FRENCH SENATE ADOPTED A MODIFIED VERSION OF A NEW IMMIGRATION BILL ON NOVEMBER 14, 2023.
The National Assembly will discuss and vote on it starting from December 11, 2023. Applications submitted before this date will not be impacted.
This bill, initially presented by Interior Minister Gérald Darmanin, Justice Minister Éric Dupond-Moretti, and Labor Minister Olivier Dussopt on February 1, 2023, addresses various aspects of immigration including work, integration, removal, asylum, and foreigner litigation.
Key aspects include facilitating work visas for certain high-demand professions, such as a one-year “work in high-tension professions” residence permit. This permit, valid until the end of 2026, allows undocumented workers meeting specific conditions (such as a three-year stay in France and eight months of experience in the last 24 months in a high-tension job or area) to regularize their status.
A new multi-year “talent – medical and pharmacy professions” residence permit has been introduced for non-EU trained practitioners (doctors, midwives, dental surgeons, pharmacists). Asylum seekers from high-risk countries can start working immediately, and there’s a new administrative fine of €4,000 for employers exploiting illegal workers.
Other significant changes include requiring a minimum French language proficiency for certain residence permits, tightening family reunification rules, and enhancing the obligations of employers to provide French language training to their foreign employees. The bill also enforces respect for the principles of the Republic and toughens conditions for obtaining residency.
The Senate’s amendments include establishing immigration quotas, extending the duration of stay required for family reunification, limiting access to residency for spouses of French citizens and parents of French children, and creating a “return guarantee” for first-time student residence permits. The Senate also proposed stricter conditions for sick foreigners and turned the state medical aid for undocumented immigrants into a more restrictive emergency medical aid.

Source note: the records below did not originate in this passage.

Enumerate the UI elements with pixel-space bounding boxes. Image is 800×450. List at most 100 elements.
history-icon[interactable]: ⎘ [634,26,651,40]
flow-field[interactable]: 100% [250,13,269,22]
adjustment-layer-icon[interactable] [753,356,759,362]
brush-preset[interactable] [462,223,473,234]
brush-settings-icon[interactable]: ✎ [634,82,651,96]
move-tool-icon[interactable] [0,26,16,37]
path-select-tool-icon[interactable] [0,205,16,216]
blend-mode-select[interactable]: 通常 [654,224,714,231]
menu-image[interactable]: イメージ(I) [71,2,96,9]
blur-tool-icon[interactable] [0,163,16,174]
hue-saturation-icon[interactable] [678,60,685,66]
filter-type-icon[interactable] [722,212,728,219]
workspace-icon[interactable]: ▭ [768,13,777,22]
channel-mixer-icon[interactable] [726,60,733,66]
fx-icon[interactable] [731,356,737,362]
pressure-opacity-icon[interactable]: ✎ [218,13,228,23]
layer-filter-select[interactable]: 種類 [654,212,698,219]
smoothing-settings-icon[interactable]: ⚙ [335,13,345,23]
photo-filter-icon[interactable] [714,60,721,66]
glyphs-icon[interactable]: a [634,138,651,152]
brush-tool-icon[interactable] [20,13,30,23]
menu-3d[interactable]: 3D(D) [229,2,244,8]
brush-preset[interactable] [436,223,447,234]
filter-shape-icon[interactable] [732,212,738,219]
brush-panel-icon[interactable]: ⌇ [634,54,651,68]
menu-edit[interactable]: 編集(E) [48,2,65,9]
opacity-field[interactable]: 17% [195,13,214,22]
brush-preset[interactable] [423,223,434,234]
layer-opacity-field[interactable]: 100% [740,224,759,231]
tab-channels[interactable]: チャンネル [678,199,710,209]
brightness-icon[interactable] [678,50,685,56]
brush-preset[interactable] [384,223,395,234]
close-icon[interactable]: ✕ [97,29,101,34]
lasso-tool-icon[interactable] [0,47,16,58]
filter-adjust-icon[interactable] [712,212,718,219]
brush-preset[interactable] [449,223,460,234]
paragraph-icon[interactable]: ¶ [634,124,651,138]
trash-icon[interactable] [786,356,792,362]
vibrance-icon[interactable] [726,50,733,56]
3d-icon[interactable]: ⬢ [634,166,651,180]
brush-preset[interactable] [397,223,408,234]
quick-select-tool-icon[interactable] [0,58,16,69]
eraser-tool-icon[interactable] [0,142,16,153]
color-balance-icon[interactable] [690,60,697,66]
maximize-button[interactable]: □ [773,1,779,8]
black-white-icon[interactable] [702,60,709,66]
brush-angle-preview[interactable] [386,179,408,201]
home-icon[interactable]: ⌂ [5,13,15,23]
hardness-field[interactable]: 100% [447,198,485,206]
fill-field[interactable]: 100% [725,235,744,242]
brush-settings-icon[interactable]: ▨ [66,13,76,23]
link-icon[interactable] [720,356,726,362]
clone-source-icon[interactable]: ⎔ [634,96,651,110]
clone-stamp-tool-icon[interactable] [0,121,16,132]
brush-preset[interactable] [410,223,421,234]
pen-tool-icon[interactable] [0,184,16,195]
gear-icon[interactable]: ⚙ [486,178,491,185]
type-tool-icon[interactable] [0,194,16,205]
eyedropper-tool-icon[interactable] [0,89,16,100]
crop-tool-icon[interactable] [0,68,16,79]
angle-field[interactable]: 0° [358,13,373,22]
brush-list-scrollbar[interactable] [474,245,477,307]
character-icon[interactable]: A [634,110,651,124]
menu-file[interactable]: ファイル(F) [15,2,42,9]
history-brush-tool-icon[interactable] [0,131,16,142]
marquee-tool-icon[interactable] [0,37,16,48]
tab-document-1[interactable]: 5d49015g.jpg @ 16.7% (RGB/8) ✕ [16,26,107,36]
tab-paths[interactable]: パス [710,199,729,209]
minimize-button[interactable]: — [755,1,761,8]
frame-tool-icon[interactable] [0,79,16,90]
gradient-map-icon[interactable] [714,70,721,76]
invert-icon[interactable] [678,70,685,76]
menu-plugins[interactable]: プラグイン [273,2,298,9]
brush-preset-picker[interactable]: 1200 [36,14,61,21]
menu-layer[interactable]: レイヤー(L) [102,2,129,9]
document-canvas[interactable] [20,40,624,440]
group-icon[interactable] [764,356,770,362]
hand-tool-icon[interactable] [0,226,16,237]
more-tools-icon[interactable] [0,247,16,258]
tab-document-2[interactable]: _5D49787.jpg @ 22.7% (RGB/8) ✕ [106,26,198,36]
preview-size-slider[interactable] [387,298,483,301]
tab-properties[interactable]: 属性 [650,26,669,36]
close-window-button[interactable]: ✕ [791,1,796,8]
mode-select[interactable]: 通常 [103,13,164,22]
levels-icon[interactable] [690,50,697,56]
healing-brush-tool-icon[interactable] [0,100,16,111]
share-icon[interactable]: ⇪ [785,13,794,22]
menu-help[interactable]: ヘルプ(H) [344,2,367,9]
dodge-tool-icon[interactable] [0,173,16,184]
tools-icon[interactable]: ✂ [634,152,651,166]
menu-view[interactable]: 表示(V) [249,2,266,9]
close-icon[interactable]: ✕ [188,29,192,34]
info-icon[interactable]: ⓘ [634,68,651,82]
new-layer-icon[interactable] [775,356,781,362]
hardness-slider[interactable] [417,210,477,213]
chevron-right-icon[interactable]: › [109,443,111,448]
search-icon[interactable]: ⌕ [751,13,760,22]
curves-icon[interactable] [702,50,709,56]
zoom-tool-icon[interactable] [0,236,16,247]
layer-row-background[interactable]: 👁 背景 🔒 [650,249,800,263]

In terms of removals, the bill aims to facilitate the deportation of foreigners posing a serious threat to public order, even those with long-standing ties in France. The Senate also included amendments to facilitate deportation and denial of stay for specific categories of foreigners.
As for the asylum process, the bill introduces “France Asylum Spaces” and reforms the National Court of Asylum. The Senate proposed experimentation with these spaces in at least ten departments and immediate discontinuation of care for rejected asylum seekers.
Overall, the bill represents a significant shift in French immigration policy by introducing more stringent requirements and conditions for obtaining and renewing residency in France. The bill will move on 11 December 2023 to the National Assembly, which might amend it, for discussion and vote.